딥러닝을 활용한 이미지 분류 학습에 많이 사용되는 예제 데이터셋인 CIFAR 100 Dataset 을 로컬 디스크에 다운로드해보겠습니다.

[ CIFAR 10 이미지 시각화 (예시) ]

cifar_builder = tfds.builder("cifar100")

cifar_builder.download_and_prepare()

CIFAR 100 데이터셋은 ./tensorflow_datasets/cifar100/3.0.0. 폴더 밑에 다운로드되어 있습니다. train, test 데이터셋 레코드와 label 데이터, dataset과 image에 대한 JSON 데이터셋이 로컬 디스크에 다운로드 되었습니다.

(4) 데이터셋의 속성 정보 조회하기 (Datasets Attributes)

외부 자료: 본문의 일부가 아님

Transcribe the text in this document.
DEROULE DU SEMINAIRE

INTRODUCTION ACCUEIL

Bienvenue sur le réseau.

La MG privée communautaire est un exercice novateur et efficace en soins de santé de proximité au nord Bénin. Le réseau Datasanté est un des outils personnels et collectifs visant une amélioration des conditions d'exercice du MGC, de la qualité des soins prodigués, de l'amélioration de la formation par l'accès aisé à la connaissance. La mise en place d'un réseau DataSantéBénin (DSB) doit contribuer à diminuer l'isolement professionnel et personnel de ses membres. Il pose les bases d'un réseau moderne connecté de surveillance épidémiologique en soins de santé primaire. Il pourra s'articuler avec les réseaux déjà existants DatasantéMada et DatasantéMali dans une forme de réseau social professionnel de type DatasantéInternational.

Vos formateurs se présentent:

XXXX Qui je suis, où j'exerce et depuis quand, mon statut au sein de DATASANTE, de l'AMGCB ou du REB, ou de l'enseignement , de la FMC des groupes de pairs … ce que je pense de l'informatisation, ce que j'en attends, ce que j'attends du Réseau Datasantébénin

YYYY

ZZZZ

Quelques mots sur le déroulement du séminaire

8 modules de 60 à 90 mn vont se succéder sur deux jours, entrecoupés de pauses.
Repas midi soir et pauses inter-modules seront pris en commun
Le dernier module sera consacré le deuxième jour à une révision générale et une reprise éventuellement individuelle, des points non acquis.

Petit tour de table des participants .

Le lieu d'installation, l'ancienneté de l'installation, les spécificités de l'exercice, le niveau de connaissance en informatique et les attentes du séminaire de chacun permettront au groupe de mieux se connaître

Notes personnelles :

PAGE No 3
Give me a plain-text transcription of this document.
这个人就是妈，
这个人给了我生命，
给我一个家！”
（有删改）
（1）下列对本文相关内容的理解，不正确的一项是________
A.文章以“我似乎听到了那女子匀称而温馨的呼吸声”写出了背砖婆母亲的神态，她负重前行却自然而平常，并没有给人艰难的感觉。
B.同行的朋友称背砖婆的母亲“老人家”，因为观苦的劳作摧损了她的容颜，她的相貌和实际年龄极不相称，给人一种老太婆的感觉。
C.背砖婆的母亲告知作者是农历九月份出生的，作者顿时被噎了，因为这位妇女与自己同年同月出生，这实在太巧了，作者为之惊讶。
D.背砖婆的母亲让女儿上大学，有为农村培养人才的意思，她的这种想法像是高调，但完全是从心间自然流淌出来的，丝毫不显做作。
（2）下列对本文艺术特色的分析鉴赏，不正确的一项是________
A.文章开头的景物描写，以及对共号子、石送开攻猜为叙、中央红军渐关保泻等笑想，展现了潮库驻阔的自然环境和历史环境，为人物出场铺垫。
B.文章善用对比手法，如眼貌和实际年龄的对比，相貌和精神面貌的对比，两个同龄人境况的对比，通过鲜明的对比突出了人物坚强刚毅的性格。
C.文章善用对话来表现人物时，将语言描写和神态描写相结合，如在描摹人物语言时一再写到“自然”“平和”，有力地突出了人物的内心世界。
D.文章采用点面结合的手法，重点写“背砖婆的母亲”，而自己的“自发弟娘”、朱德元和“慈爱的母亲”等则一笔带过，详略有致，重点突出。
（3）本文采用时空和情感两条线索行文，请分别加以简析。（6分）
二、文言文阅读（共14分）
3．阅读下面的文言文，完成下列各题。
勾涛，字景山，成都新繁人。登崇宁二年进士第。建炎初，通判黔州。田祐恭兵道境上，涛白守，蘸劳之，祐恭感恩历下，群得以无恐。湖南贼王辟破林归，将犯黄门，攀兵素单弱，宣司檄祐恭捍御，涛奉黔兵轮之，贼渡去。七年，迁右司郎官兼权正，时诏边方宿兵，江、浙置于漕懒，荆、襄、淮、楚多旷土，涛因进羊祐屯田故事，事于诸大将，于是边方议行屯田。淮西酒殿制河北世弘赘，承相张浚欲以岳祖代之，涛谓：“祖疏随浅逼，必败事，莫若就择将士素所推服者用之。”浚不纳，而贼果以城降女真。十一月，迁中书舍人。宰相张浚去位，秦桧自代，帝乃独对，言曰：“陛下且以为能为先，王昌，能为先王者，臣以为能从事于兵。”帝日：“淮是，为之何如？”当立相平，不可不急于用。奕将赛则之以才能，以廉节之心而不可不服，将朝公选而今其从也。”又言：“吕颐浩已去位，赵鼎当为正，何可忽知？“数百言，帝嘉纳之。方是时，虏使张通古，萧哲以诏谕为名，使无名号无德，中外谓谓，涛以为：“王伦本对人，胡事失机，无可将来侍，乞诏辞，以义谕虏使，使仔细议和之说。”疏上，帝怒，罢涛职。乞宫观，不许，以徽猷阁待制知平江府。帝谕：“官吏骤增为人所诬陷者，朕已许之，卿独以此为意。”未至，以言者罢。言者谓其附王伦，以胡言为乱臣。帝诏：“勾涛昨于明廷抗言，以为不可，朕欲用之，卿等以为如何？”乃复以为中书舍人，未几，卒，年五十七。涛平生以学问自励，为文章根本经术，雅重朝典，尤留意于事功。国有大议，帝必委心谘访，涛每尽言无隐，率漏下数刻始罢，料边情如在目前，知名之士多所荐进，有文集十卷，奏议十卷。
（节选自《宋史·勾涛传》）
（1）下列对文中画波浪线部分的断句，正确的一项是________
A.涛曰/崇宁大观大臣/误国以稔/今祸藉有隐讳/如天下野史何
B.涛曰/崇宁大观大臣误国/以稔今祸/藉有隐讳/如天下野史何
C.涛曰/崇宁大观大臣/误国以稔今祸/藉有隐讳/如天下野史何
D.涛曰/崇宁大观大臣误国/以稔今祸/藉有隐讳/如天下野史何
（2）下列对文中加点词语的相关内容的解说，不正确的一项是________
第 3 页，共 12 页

cifiar_builder.info 로 데이터셋의 속성을 조회해보면 아래와 같습니다. 아래의 JSON 속성 정보를 참고해서 필요한 정보를 참조할 수 있습니다.

print(cifar_builder.info)

[Out]: 
tfds.core.DatasetInfo(
    name='cifar100',
    version=3.0.0,
    description='This dataset is just like the CIFAR-10, except it has 100 classes containing 600 images each. There are 500 training images and 100 testing images per class. The 100 classes in the CIFAR-100 are grouped into 20 superclasses. Each image comes with a "fine" label (the class to which it belongs) and a "coarse" label (the superclass to which it belongs).',
    homepage='https://www.cs.toronto.edu/~kriz/cifar.html',
    features=FeaturesDict({
        'coarse_label': ClassLabel(shape=(), dtype=tf.int64, num_classes=20),
        'image': Image(shape=(32, 32, 3), dtype=tf.uint8),
        'label': ClassLabel(shape=(), dtype=tf.int64, num_classes=100),
    }),
    total_num_examples=60000,
    splits={
        'test': 10000,
        'train': 50000,
    },
    supervised_keys=('image', 'label'),
    citation="""@TECHREPORT{Krizhevsky09learningmultiple,
        author = {Alex Krizhevsky},
        title = {Learning multiple layers of features from tiny images},
        institution = {},
        year = {2009}
    }""",
    redistribution_info=,
)

CIFAR 100 데이터셋의 100개 라벨을 인쇄해보겠습니다. 위의 JSON 정보를 참고해서 features["label"].names 로 속성값을 조회할 수 있습니다.

# label naems

print(cifar_builder.info.features["label"].names)

[Out]:

['apple', 'aquarium_fish', 'baby', 'bear', 'beaver', 'bed', 'bee', 'beetle', 'bicycle', 'bottle', 'bowl', 'boy', 'bridge', 'bus', 'butterfly', 'camel', 'can', 'castle', 'caterpillar', 'cattle', 'chair', 'chimpanzee', 'clock', 'cloud', 'cockroach', 'couch', 'crab', 'crocodile', 'cup', 'dinosaur', 'dolphin', 'elephant', 'flatfish', 'forest', 'fox', 'girl', 'hamster', 'house', 'kangaroo', 'keyboard', 'lamp', 'lawn_mower', 'leopard', 'lion', 'lizard', 'lobster', 'man', 'maple_tree', 'motorcycle', 'mountain', 'mouse', 'mushroom', 'oak_tree', 'orange', 'orchid', 'otter', 'palm_tree', 'pear', 'pickup_truck', 'pine_tree', 'plain', 'plate', 'poppy', 'porcupine', 'possum', 'rabbit', 'raccoon', 'ray', 'road', 'rocket', 'rose', 'sea', 'seal', 'shark', 'shrew', 'skunk', 'skyscraper', 'snail', 'snake', 'spider', 'squirrel', 'streetcar', 'sunflower', 'sweet_pepper', 'table', 'tank', 'telephone', 'television', 'tiger', 'tractor', 'train', 'trout', 'tulip', 'turtle', 'wardrobe', 'whale', 'willow_tree', 'wolf', 'woman', 'worm']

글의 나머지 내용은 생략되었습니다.